Encore une fois l’histoire se répète, elle a peut-être changé cette fois d’approche, mais les dommages et conséquences risquent d’être similaires à celles des années précédentes, dans le territoire de masisi en général et en particulier la cité de sake et dans le territoire de Nyiragongo juste au nord de Goma, les enfants se font recruter et adhérent les mouvements d’autodéfense, vulnérabilité, inconscience et le désillusionnement face à la situation de conflit, le point de ressemblance entre les WAZALENDU et le phénomène des enfants soldats réside dans le fait qu’ils sont tous deux touches par les conflits armés.

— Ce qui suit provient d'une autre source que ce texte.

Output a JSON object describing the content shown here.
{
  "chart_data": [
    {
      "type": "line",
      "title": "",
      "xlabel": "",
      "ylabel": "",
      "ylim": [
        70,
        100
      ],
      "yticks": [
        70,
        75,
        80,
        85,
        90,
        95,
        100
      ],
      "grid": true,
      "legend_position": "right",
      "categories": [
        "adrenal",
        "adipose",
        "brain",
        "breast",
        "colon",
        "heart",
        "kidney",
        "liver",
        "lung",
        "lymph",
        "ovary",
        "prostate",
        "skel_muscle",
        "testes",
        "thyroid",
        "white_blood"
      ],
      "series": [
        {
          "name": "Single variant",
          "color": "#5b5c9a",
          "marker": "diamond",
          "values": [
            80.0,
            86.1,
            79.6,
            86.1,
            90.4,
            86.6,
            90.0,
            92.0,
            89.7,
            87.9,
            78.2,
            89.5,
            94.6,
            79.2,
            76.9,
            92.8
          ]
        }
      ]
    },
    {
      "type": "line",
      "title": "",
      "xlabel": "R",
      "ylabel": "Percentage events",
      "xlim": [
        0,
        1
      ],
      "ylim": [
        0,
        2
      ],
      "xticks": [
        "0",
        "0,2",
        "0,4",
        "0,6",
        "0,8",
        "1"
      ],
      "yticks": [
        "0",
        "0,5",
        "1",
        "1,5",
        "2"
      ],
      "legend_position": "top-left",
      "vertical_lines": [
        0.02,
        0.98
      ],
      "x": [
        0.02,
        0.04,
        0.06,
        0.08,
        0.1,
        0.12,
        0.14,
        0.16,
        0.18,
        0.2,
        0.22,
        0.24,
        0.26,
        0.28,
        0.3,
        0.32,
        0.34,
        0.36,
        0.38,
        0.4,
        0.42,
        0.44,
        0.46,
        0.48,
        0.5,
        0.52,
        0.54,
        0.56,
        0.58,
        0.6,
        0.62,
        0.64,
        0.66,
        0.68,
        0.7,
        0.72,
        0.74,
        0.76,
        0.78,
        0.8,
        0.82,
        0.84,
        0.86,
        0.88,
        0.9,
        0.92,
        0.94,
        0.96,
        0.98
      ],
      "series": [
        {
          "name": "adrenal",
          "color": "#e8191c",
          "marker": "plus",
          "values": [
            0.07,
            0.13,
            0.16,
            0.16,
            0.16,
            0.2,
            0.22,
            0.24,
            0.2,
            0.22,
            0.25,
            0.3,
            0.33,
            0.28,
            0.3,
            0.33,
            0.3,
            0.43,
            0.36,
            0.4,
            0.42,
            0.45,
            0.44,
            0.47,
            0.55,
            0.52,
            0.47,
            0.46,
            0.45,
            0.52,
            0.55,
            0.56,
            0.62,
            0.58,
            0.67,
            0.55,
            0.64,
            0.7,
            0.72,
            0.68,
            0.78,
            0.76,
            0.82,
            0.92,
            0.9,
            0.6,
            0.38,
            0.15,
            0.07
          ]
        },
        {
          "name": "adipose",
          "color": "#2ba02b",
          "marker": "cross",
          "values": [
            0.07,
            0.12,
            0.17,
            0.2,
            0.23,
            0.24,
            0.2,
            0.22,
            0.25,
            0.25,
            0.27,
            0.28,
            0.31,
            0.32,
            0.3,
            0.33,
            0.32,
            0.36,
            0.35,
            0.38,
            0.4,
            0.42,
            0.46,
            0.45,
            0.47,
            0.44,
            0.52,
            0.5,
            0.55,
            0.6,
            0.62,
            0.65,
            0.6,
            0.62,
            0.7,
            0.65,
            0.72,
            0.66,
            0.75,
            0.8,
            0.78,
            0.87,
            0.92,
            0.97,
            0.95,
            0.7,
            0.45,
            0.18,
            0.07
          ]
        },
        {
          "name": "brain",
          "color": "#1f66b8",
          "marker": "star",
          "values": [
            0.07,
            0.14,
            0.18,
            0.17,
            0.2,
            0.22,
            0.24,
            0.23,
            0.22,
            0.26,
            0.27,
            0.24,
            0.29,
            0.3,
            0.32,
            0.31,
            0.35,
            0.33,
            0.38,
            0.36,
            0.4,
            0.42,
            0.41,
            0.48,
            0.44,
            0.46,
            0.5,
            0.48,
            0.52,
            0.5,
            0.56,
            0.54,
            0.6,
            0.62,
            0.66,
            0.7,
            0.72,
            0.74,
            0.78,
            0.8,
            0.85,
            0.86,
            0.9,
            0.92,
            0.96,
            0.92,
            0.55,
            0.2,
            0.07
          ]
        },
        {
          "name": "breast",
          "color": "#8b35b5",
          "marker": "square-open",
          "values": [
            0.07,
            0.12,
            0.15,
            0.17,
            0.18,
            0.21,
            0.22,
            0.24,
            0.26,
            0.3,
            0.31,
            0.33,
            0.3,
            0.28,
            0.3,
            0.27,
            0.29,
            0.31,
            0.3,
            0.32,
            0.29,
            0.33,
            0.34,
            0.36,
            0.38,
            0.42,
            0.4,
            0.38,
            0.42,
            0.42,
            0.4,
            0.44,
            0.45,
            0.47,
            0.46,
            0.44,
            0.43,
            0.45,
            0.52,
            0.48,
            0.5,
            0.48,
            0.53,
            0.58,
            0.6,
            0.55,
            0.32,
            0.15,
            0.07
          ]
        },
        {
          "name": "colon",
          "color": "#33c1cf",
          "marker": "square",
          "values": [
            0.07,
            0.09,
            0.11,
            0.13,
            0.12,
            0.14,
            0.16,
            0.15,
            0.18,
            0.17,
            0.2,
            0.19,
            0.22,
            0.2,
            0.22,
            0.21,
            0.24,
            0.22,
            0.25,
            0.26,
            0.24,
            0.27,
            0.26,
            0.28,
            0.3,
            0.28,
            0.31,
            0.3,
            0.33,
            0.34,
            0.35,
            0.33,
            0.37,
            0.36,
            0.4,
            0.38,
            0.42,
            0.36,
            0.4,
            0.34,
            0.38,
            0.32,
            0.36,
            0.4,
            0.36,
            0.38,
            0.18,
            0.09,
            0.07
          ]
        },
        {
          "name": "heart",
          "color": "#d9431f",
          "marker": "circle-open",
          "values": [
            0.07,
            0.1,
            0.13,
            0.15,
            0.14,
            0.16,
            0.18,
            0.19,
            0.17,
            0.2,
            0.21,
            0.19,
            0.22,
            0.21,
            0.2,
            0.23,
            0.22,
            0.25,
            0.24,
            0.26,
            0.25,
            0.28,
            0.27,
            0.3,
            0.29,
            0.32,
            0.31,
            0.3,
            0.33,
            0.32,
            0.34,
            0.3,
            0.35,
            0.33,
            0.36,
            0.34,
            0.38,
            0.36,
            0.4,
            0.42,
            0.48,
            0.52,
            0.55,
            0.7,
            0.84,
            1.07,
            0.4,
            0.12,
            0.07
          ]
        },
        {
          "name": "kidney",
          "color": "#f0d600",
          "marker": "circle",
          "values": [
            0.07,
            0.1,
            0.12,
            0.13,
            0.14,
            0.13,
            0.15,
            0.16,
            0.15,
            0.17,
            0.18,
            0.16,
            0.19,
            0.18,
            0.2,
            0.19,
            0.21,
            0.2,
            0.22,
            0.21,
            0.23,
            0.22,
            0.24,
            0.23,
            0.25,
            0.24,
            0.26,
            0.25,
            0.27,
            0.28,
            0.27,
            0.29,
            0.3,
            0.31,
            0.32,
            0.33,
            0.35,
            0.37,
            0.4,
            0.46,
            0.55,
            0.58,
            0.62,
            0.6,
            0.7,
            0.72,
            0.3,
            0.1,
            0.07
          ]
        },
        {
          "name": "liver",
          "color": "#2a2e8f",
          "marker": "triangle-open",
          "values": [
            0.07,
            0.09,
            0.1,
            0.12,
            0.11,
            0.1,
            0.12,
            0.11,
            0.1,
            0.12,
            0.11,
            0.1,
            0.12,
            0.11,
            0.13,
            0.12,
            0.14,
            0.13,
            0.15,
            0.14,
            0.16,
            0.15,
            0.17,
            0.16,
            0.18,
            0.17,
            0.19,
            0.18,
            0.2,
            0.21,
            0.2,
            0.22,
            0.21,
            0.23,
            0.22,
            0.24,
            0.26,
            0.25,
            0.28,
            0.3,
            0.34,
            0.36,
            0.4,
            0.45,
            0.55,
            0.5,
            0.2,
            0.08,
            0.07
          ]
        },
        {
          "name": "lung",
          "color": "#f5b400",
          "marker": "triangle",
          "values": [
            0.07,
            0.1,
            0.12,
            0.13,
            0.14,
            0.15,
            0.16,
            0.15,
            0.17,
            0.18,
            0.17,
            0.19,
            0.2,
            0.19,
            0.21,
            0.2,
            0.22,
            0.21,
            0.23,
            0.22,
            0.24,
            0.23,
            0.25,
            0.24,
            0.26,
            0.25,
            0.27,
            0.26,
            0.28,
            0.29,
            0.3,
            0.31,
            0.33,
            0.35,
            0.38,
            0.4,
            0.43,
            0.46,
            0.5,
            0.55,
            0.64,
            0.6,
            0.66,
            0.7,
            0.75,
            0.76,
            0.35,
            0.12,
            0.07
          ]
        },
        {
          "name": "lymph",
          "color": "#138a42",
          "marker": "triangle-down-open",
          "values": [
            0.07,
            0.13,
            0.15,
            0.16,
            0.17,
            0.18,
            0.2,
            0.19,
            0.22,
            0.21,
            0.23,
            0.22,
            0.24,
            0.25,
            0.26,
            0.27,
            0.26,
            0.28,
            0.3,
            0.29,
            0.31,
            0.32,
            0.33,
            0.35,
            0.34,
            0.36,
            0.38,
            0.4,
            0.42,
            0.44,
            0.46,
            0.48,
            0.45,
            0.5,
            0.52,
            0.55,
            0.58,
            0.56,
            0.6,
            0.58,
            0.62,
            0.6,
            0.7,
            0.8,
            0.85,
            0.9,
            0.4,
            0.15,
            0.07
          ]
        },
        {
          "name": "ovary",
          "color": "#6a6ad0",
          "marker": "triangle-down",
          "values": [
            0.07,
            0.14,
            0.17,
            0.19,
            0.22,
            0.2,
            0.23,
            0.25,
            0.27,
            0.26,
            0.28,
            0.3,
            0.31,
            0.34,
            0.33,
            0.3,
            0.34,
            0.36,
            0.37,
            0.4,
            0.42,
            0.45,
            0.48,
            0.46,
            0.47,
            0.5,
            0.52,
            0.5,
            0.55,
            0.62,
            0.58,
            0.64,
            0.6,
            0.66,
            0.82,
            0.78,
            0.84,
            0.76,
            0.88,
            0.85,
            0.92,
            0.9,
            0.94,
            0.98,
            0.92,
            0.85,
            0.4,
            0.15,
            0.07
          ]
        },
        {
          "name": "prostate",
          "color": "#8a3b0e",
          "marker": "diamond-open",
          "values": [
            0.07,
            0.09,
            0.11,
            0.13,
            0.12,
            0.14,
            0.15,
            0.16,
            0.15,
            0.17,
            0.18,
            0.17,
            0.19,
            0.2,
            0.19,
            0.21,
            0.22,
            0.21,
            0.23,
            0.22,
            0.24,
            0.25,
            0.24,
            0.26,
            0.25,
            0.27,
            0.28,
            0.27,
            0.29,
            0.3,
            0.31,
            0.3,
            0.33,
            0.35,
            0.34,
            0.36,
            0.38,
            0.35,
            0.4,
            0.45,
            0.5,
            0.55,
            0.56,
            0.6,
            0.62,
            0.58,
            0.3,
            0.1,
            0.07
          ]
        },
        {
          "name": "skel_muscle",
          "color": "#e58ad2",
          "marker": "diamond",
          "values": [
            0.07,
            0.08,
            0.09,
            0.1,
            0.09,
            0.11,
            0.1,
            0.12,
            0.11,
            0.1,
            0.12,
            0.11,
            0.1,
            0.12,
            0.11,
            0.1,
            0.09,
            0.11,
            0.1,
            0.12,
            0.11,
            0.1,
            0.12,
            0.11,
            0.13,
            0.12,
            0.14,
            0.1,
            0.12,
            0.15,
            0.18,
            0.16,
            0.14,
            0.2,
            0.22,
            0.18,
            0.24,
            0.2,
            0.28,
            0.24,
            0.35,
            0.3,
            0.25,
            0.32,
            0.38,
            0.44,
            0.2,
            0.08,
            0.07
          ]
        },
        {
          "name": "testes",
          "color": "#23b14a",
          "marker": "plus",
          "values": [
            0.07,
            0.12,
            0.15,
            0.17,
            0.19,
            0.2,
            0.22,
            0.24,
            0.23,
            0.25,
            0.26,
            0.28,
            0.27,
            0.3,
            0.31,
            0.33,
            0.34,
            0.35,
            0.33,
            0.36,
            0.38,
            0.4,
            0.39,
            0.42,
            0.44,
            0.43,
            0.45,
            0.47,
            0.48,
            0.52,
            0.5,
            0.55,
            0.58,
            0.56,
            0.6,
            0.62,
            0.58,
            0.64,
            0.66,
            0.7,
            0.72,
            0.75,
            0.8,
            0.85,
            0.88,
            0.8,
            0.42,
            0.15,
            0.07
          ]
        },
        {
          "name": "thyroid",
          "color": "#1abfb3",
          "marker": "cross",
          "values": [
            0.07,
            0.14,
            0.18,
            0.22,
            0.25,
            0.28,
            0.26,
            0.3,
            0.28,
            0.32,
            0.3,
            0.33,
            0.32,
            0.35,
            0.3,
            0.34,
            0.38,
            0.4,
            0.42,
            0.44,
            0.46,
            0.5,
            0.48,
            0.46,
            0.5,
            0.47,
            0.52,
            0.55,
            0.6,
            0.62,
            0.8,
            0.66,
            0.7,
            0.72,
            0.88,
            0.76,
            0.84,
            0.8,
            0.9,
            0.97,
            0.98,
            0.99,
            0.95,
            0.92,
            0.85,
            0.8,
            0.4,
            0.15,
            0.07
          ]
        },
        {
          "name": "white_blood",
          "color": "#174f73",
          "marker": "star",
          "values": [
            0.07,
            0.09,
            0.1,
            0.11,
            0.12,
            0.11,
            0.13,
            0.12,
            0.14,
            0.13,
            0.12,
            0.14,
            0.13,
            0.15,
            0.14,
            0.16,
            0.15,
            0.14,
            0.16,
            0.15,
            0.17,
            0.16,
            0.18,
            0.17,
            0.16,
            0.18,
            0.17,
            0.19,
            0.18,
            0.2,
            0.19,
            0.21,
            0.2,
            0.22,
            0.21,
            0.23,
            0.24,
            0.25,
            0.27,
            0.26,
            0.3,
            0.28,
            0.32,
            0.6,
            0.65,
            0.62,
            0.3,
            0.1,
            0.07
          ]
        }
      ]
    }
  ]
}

Les raisons qui poussent ces enfants à rejoindre ces genres de mouvements sont multiples. Certains sont recrutés de force, menacés ou manipulés, tandis que d'autres rejoignent volontairement ces groupes en raison de la pauvreté, du manqué d'éducation et de perspectives dans une région dévastée par les affrontements. Les conditions de vie des enfants soldats sont inhumaines, avec des entraînements militaires brutaux, des privations, des violences physiques et sexuelles, ainsi que des traumatismes psychologiques profonds.

Les effets de cette réalité tragique sont dévastateurs, tant pour ces enfants que pour la société dans son ensemble. Les enfants soldats sont privés de leur enfance, étalés et vendus au marché de la cruauté, exposés à des violences extrêmes et utilisés comme des armes de guerre, des chairs à canons. Leur éducation est interrompue, leur développement psychologique est compromis et leur réintégration dans la société est souvent difficile. Ils peuvent également être utilisés pour commettre des atrocités, telles que des viols et des pillages, contribuant ainsi à l'instabilité et à la violence dans la région.

Face à cette réalité tragique, il est impératif de prendre des mesures immédiates pour protéger ces enfants et mettre fin à leur exploitation.   Il est essentiel que la communauté Internationale, les organisations humanitaires et les gouvernements locaux travaillent ensemble pour mettre en place des dispositifs de protection et de réhabilitation des enfants soldats.

Le phénomène des enfants soldats au Nord-Kivu est une réalité tragique qui nécessite une attention et une action urgente. Mettre fin à exploitation de ces enfants devrait être une priorité absolue, afin de leur offrir la chance d'un avenir sans violence coloré des mille couleurs d’espoir, permettre l’éclosion d’une nouvelle fleure d’espérance, de restaurer leur dignité et de reconstruire une société prospère sur des bonnes fondations de paix, justice et solidarité dans le respect des droits humains.

Un investissement total est nécessaire pour mettre fin à ce cycle de violence qui ravage la vie de nombreux enfants innocents.